Women in Legal Business - Tiziana Lombardo
Posté le 5 mars 2026

Tiziana Lombardo is General Counsel at Haeres Capital, a private investment company focused on luxury and legacy brands. The tension at the heart of her role is structural. Private equity operates at the speed of capital deployment and return cycles, while luxury brand management requires the kind of deep, patient understanding of heritage and artisan positioning that cannot be rushed without damage. Legal sits inside that tension every day, from the M&A process that acquires the brand to the IP strategy that protects it, from the corporate governance that structures the holding to the risk management that anticipates what could threaten it.
Looking at your career path, what unique leadership trait has been most instrumental in allowing you to "move the needle" within your organization?
For me, it’s a mix of curiosity and courage. Curiosity keeps me close to the business, the people, the numbers, and the identity of the brands we support. Courage is what allows me to turn complexity into clear decisions.
When Legal shows up early, asks the right questions, and speaks the language of value creation, it stops acting as a checkpoint and becomes a true strategic business partner and enabler.
Reflecting on the past year, what is the most significant positive change you have observed regarding gender equality and female representation within the upper echelons of the Italian legal market?
The most positive change I have observed is a shift from “visibility” to “credibility”: more women are not only present in senior roles, but increasingly recognized as decision-makers in strategic matters such as governance, risk, transformation, and investments.
There is still a long way to go, but I see a growing expectation that leadership teams demonstrate inclusion in measurable ways, not just in statements.
How do you personally advocate for the inclusion of more women in high-stakes decision-making?
I advocate for women’s inclusion through practical actions that shape who gets access to high-stakes decisions.
First, I push for diverse representation in the rooms where decisions are shaped, ensuring that women are included and given meaningful roles, not just a seat.
Second, I focus on sponsorship, not only mentorship: I actively sponsor high-potential women by putting their names forward for high-stakes projects, visibility moments, and leadership responsibilities within my organization and across the broader ecosystem of advisors and peers.
Third, I frame diversity as decision-quality and performance driver: better risk sensing, richer debate, fewer blind spots, and more resilient long-term results.
Adopting high legal standards alone is insufficient to close gender gaps; robust implementation mechanisms are key to translating policy into real gender parity outcomes.
Indeed, inclusion only becomes real when it is measured through outcomes: who gets the assignment, who gets the seat, who gets promoted.
In a sector historically rooted in traditional structures, what is the single most important cultural shift still required to ensure that the Italian legal business becomes a truly meritocratic environment for the next generation of women?
The shift we still need is transparency: clear criteria for growth, accurate recognition of impact, and real accountability in how opportunities are assigned. Too often, power remains informal, based on proximity and legacy networks, rather than measurable contribution. The point is not to create oppositions; it is to expand meritocracy.
Many outstanding women remain behind the scenes and are less sponsored, less amplified, and less credited for what they build.
Meritocracy requires more than competence: it requires recognition, intentional sponsorship, and leaders who actively create visibility for others. Each of us has a responsibility to promote ourselves and to promote other women until excellence is as visible as it is real.
And most important, progress happens fastest when men and women sponsor each other. When they act as allies, talent becomes visible, decision quality improves, and the whole system gets stronger.
Success is rarely a solo journey.
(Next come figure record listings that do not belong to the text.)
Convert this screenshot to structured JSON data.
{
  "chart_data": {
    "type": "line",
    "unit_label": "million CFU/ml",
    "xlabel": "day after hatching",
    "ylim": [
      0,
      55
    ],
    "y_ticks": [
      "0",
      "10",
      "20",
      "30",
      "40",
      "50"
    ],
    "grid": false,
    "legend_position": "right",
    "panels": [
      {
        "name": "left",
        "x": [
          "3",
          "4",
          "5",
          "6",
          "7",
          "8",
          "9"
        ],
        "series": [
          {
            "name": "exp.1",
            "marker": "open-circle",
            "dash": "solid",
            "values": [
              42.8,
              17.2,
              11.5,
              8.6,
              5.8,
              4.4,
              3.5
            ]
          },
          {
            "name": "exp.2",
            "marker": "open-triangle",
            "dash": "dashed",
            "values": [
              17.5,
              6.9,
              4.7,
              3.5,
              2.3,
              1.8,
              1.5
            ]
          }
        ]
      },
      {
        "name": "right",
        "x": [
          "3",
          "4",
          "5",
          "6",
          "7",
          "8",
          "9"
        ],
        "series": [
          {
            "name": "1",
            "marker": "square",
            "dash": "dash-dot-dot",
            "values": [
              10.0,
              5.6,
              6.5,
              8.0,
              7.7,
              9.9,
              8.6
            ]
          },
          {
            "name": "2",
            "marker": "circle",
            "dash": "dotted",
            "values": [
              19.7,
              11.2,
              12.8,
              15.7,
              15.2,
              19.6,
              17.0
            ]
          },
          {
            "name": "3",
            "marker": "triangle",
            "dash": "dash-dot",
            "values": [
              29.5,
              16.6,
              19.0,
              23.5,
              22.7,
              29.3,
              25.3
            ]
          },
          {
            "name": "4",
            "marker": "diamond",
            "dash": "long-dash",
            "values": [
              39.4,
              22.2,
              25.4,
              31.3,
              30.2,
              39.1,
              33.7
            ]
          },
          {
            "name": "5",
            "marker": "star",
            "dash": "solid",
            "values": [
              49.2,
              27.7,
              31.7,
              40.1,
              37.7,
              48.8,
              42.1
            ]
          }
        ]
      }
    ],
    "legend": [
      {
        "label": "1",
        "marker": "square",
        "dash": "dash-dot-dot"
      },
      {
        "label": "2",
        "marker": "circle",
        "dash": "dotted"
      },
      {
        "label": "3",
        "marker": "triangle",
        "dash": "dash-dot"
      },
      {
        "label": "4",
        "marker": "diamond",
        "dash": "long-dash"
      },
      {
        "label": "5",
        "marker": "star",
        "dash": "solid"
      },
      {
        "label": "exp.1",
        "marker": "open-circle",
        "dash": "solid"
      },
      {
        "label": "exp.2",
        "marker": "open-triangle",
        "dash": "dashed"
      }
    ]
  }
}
How has collaboration with other women (in-house or external) influenced your approach to business, and how are you paying that forward within your team?
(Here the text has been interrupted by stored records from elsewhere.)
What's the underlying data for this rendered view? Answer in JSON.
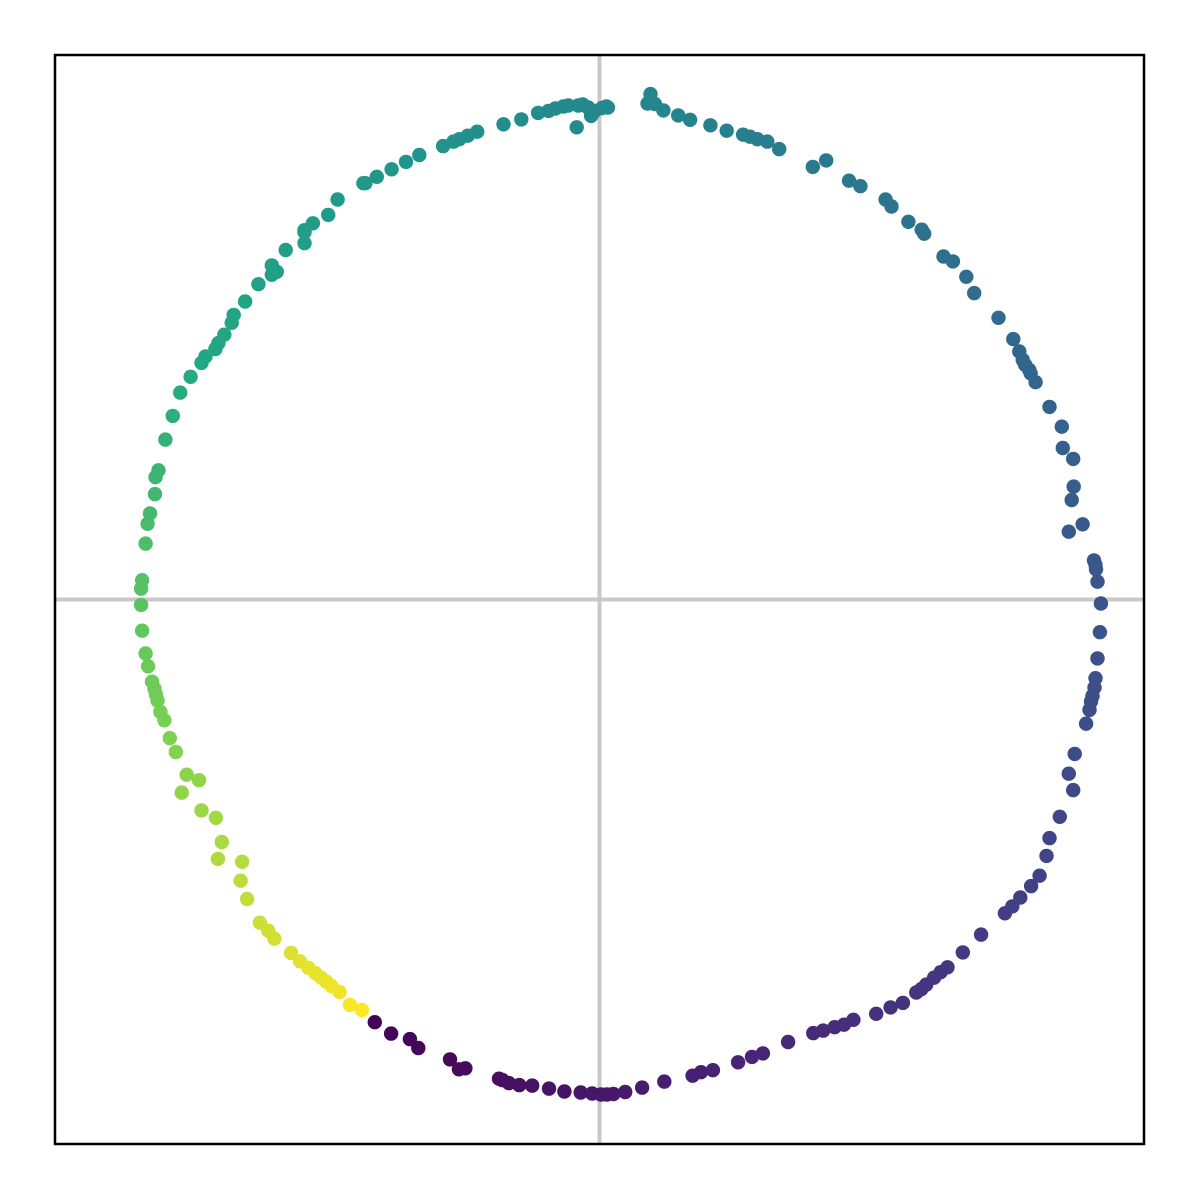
{
  "chart_data": {
    "type": "scatter",
    "title": "",
    "xlabel": "",
    "ylabel": "",
    "xlim": [
      -1.1,
      1.1
    ],
    "ylim": [
      -1.1,
      1.1
    ],
    "grid": false,
    "ticks": "none",
    "reference_lines": {
      "x": 0,
      "y": 0,
      "color": "#c8c8c8"
    },
    "colormap": "viridis",
    "color_by": "angle",
    "series": [
      {
        "points": [
          {
            "x": 0.103,
            "y": 1.021
          },
          {
            "x": 0.112,
            "y": 1.001
          },
          {
            "x": 0.097,
            "y": 1.002
          },
          {
            "x": 0.129,
            "y": 0.988
          },
          {
            "x": 0.159,
            "y": 0.978
          },
          {
            "x": 0.183,
            "y": 0.969
          },
          {
            "x": 0.224,
            "y": 0.958
          },
          {
            "x": 0.257,
            "y": 0.947
          },
          {
            "x": 0.29,
            "y": 0.939
          },
          {
            "x": 0.304,
            "y": 0.935
          },
          {
            "x": 0.319,
            "y": 0.93
          },
          {
            "x": 0.339,
            "y": 0.925
          },
          {
            "x": 0.363,
            "y": 0.91
          },
          {
            "x": 0.458,
            "y": 0.887
          },
          {
            "x": 0.431,
            "y": 0.874
          },
          {
            "x": 0.504,
            "y": 0.846
          },
          {
            "x": 0.527,
            "y": 0.835
          },
          {
            "x": 0.578,
            "y": 0.808
          },
          {
            "x": 0.59,
            "y": 0.794
          },
          {
            "x": 0.624,
            "y": 0.763
          },
          {
            "x": 0.651,
            "y": 0.747
          },
          {
            "x": 0.656,
            "y": 0.739
          },
          {
            "x": 0.695,
            "y": 0.693
          },
          {
            "x": 0.714,
            "y": 0.683
          },
          {
            "x": 0.741,
            "y": 0.652
          },
          {
            "x": 0.757,
            "y": 0.619
          },
          {
            "x": 0.806,
            "y": 0.569
          },
          {
            "x": 0.836,
            "y": 0.526
          },
          {
            "x": 0.848,
            "y": 0.501
          },
          {
            "x": 0.855,
            "y": 0.484
          },
          {
            "x": 0.86,
            "y": 0.474
          },
          {
            "x": 0.868,
            "y": 0.464
          },
          {
            "x": 0.871,
            "y": 0.457
          },
          {
            "x": 0.881,
            "y": 0.439
          },
          {
            "x": 0.909,
            "y": 0.389
          },
          {
            "x": 0.934,
            "y": 0.349
          },
          {
            "x": 0.936,
            "y": 0.306
          },
          {
            "x": 0.957,
            "y": 0.284
          },
          {
            "x": 0.958,
            "y": 0.228
          },
          {
            "x": 0.954,
            "y": 0.201
          },
          {
            "x": 0.976,
            "y": 0.152
          },
          {
            "x": 0.948,
            "y": 0.137
          },
          {
            "x": 0.999,
            "y": 0.079
          },
          {
            "x": 1.002,
            "y": 0.07
          },
          {
            "x": 1.003,
            "y": 0.061
          },
          {
            "x": 1.006,
            "y": 0.036
          },
          {
            "x": 1.013,
            "y": -0.008
          },
          {
            "x": 1.011,
            "y": -0.066
          },
          {
            "x": 1.006,
            "y": -0.119
          },
          {
            "x": 1.002,
            "y": -0.159
          },
          {
            "x": 1.0,
            "y": -0.178
          },
          {
            "x": 0.996,
            "y": -0.195
          },
          {
            "x": 0.993,
            "y": -0.206
          },
          {
            "x": 0.99,
            "y": -0.223
          },
          {
            "x": 0.983,
            "y": -0.251
          },
          {
            "x": 0.96,
            "y": -0.312
          },
          {
            "x": 0.948,
            "y": -0.352
          },
          {
            "x": 0.957,
            "y": -0.385
          },
          {
            "x": 0.93,
            "y": -0.439
          },
          {
            "x": 0.909,
            "y": -0.482
          },
          {
            "x": 0.903,
            "y": -0.518
          },
          {
            "x": 0.889,
            "y": -0.558
          },
          {
            "x": 0.872,
            "y": -0.579
          },
          {
            "x": 0.85,
            "y": -0.602
          },
          {
            "x": 0.819,
            "y": -0.634
          },
          {
            "x": 0.834,
            "y": -0.62
          },
          {
            "x": 0.771,
            "y": -0.677
          },
          {
            "x": 0.734,
            "y": -0.713
          },
          {
            "x": 0.703,
            "y": -0.743
          },
          {
            "x": 0.689,
            "y": -0.753
          },
          {
            "x": 0.676,
            "y": -0.764
          },
          {
            "x": 0.66,
            "y": -0.778
          },
          {
            "x": 0.65,
            "y": -0.787
          },
          {
            "x": 0.64,
            "y": -0.794
          },
          {
            "x": 0.613,
            "y": -0.815
          },
          {
            "x": 0.588,
            "y": -0.824
          },
          {
            "x": 0.559,
            "y": -0.837
          },
          {
            "x": 0.513,
            "y": -0.849
          },
          {
            "x": 0.494,
            "y": -0.859
          },
          {
            "x": 0.475,
            "y": -0.864
          },
          {
            "x": 0.452,
            "y": -0.871
          },
          {
            "x": 0.432,
            "y": -0.876
          },
          {
            "x": 0.381,
            "y": -0.894
          },
          {
            "x": 0.33,
            "y": -0.917
          },
          {
            "x": 0.308,
            "y": -0.924
          },
          {
            "x": 0.28,
            "y": -0.935
          },
          {
            "x": 0.205,
            "y": -0.955
          },
          {
            "x": 0.229,
            "y": -0.951
          },
          {
            "x": 0.188,
            "y": -0.962
          },
          {
            "x": 0.131,
            "y": -0.974
          },
          {
            "x": 0.086,
            "y": -0.986
          },
          {
            "x": 0.052,
            "y": -0.995
          },
          {
            "x": 0.028,
            "y": -0.999
          },
          {
            "x": 0.015,
            "y": -1.0
          },
          {
            "x": 0.003,
            "y": -1.0
          },
          {
            "x": -0.015,
            "y": -0.998
          },
          {
            "x": -0.038,
            "y": -0.996
          },
          {
            "x": -0.071,
            "y": -0.994
          },
          {
            "x": -0.102,
            "y": -0.988
          },
          {
            "x": -0.136,
            "y": -0.982
          },
          {
            "x": -0.162,
            "y": -0.981
          },
          {
            "x": -0.183,
            "y": -0.977
          },
          {
            "x": -0.196,
            "y": -0.971
          },
          {
            "x": -0.203,
            "y": -0.968
          },
          {
            "x": -0.271,
            "y": -0.947
          },
          {
            "x": -0.302,
            "y": -0.929
          },
          {
            "x": -0.284,
            "y": -0.949
          },
          {
            "x": -0.366,
            "y": -0.906
          },
          {
            "x": -0.383,
            "y": -0.888
          },
          {
            "x": -0.421,
            "y": -0.877
          },
          {
            "x": -0.454,
            "y": -0.854
          },
          {
            "x": -0.48,
            "y": -0.829
          },
          {
            "x": -0.504,
            "y": -0.819
          },
          {
            "x": -0.525,
            "y": -0.793
          },
          {
            "x": -0.541,
            "y": -0.781
          },
          {
            "x": -0.552,
            "y": -0.772
          },
          {
            "x": -0.562,
            "y": -0.764
          },
          {
            "x": -0.574,
            "y": -0.755
          },
          {
            "x": -0.588,
            "y": -0.744
          },
          {
            "x": -0.605,
            "y": -0.731
          },
          {
            "x": -0.623,
            "y": -0.714
          },
          {
            "x": -0.657,
            "y": -0.685
          },
          {
            "x": -0.669,
            "y": -0.669
          },
          {
            "x": -0.686,
            "y": -0.653
          },
          {
            "x": -0.712,
            "y": -0.605
          },
          {
            "x": -0.725,
            "y": -0.568
          },
          {
            "x": -0.722,
            "y": -0.53
          },
          {
            "x": -0.771,
            "y": -0.524
          },
          {
            "x": -0.763,
            "y": -0.49
          },
          {
            "x": -0.775,
            "y": -0.441
          },
          {
            "x": -0.804,
            "y": -0.426
          },
          {
            "x": -0.844,
            "y": -0.39
          },
          {
            "x": -0.809,
            "y": -0.365
          },
          {
            "x": -0.834,
            "y": -0.354
          },
          {
            "x": -0.856,
            "y": -0.308
          },
          {
            "x": -0.868,
            "y": -0.28
          },
          {
            "x": -0.879,
            "y": -0.244
          },
          {
            "x": -0.887,
            "y": -0.227
          },
          {
            "x": -0.893,
            "y": -0.204
          },
          {
            "x": -0.896,
            "y": -0.192
          },
          {
            "x": -0.899,
            "y": -0.18
          },
          {
            "x": -0.904,
            "y": -0.166
          },
          {
            "x": -0.912,
            "y": -0.135
          },
          {
            "x": -0.917,
            "y": -0.109
          },
          {
            "x": -0.924,
            "y": -0.063
          },
          {
            "x": -0.926,
            "y": -0.011
          },
          {
            "x": -0.926,
            "y": 0.022
          },
          {
            "x": -0.924,
            "y": 0.039
          },
          {
            "x": -0.917,
            "y": 0.113
          },
          {
            "x": -0.913,
            "y": 0.153
          },
          {
            "x": -0.908,
            "y": 0.174
          },
          {
            "x": -0.898,
            "y": 0.213
          },
          {
            "x": -0.897,
            "y": 0.247
          },
          {
            "x": -0.891,
            "y": 0.261
          },
          {
            "x": -0.877,
            "y": 0.323
          },
          {
            "x": -0.862,
            "y": 0.371
          },
          {
            "x": -0.847,
            "y": 0.418
          },
          {
            "x": -0.826,
            "y": 0.45
          },
          {
            "x": -0.804,
            "y": 0.478
          },
          {
            "x": -0.796,
            "y": 0.491
          },
          {
            "x": -0.776,
            "y": 0.506
          },
          {
            "x": -0.743,
            "y": 0.559
          },
          {
            "x": -0.758,
            "y": 0.535
          },
          {
            "x": -0.77,
            "y": 0.518
          },
          {
            "x": -0.739,
            "y": 0.575
          },
          {
            "x": -0.716,
            "y": 0.602
          },
          {
            "x": -0.689,
            "y": 0.637
          },
          {
            "x": -0.652,
            "y": 0.662
          },
          {
            "x": -0.662,
            "y": 0.675
          },
          {
            "x": -0.662,
            "y": 0.656
          },
          {
            "x": -0.634,
            "y": 0.706
          },
          {
            "x": -0.596,
            "y": 0.72
          },
          {
            "x": -0.596,
            "y": 0.742
          },
          {
            "x": -0.596,
            "y": 0.746
          },
          {
            "x": -0.579,
            "y": 0.76
          },
          {
            "x": -0.548,
            "y": 0.777
          },
          {
            "x": -0.529,
            "y": 0.808
          },
          {
            "x": -0.477,
            "y": 0.841
          },
          {
            "x": -0.473,
            "y": 0.841
          },
          {
            "x": -0.45,
            "y": 0.854
          },
          {
            "x": -0.42,
            "y": 0.869
          },
          {
            "x": -0.391,
            "y": 0.884
          },
          {
            "x": -0.364,
            "y": 0.898
          },
          {
            "x": -0.316,
            "y": 0.916
          },
          {
            "x": -0.295,
            "y": 0.925
          },
          {
            "x": -0.283,
            "y": 0.93
          },
          {
            "x": -0.266,
            "y": 0.937
          },
          {
            "x": -0.247,
            "y": 0.945
          },
          {
            "x": -0.194,
            "y": 0.96
          },
          {
            "x": -0.158,
            "y": 0.97
          },
          {
            "x": -0.124,
            "y": 0.983
          },
          {
            "x": -0.103,
            "y": 0.987
          },
          {
            "x": -0.089,
            "y": 0.992
          },
          {
            "x": -0.073,
            "y": 0.996
          },
          {
            "x": -0.063,
            "y": 0.998
          },
          {
            "x": -0.043,
            "y": 0.998
          },
          {
            "x": -0.034,
            "y": 1.0
          },
          {
            "x": -0.023,
            "y": 0.994
          },
          {
            "x": -0.022,
            "y": 0.993
          },
          {
            "x": -0.009,
            "y": 0.987
          },
          {
            "x": 0.017,
            "y": 0.994
          },
          {
            "x": 0.014,
            "y": 0.996
          },
          {
            "x": 0.005,
            "y": 0.993
          },
          {
            "x": -0.017,
            "y": 0.977
          },
          {
            "x": -0.046,
            "y": 0.954
          }
        ]
      }
    ]
  }
}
Collaboration with other women makes me a better leader because it creates a space where you can compare realities, where you can see options, you might not see alone.
I’m particularly grateful to Giulia Cipollini, a partner in an international law firm, who believed in me and generously opened her network, showing me, what sponsorship looks like in practice. Careers accelerate when someone not only advises you, but actively advocates for you.
One of my most meaningful sponsors has also been a man: the entrepreneur leading our group, who trusted me early and consistently created space for me at the decision-making table.
I try to pay that forward by leading with calm authority: high standards, clear expectations, and real trust. With my colleagues I share context, not only tasks; I give ownership early; and, when someone performs, I make sure their name is attached to the result, because visibility is part of growth, both for men and women.
I also really enjoy connecting people across my network, keeping in mind that the most effective networks are inclusive: the goal is not a “women-only” circle, but a culture of sponsorship where everyone is accountable for opening doors.
One "hard truth" or piece of advice for young women entering the legal profession today?
No one will “grant” you confidence or permission. Build credibility through preparation, understand the numbers, and practice your voice before you need it. Then take risks early: ask for the stretch assignment, negotiate, and step forward even when you feel “not ready.” Growth rarely feels comfortable and leadership is a decision you make, not a title you receive.
And also, I would advise to keep in mind that kindness is not weakness: you can be humane and uncompromising at the same time.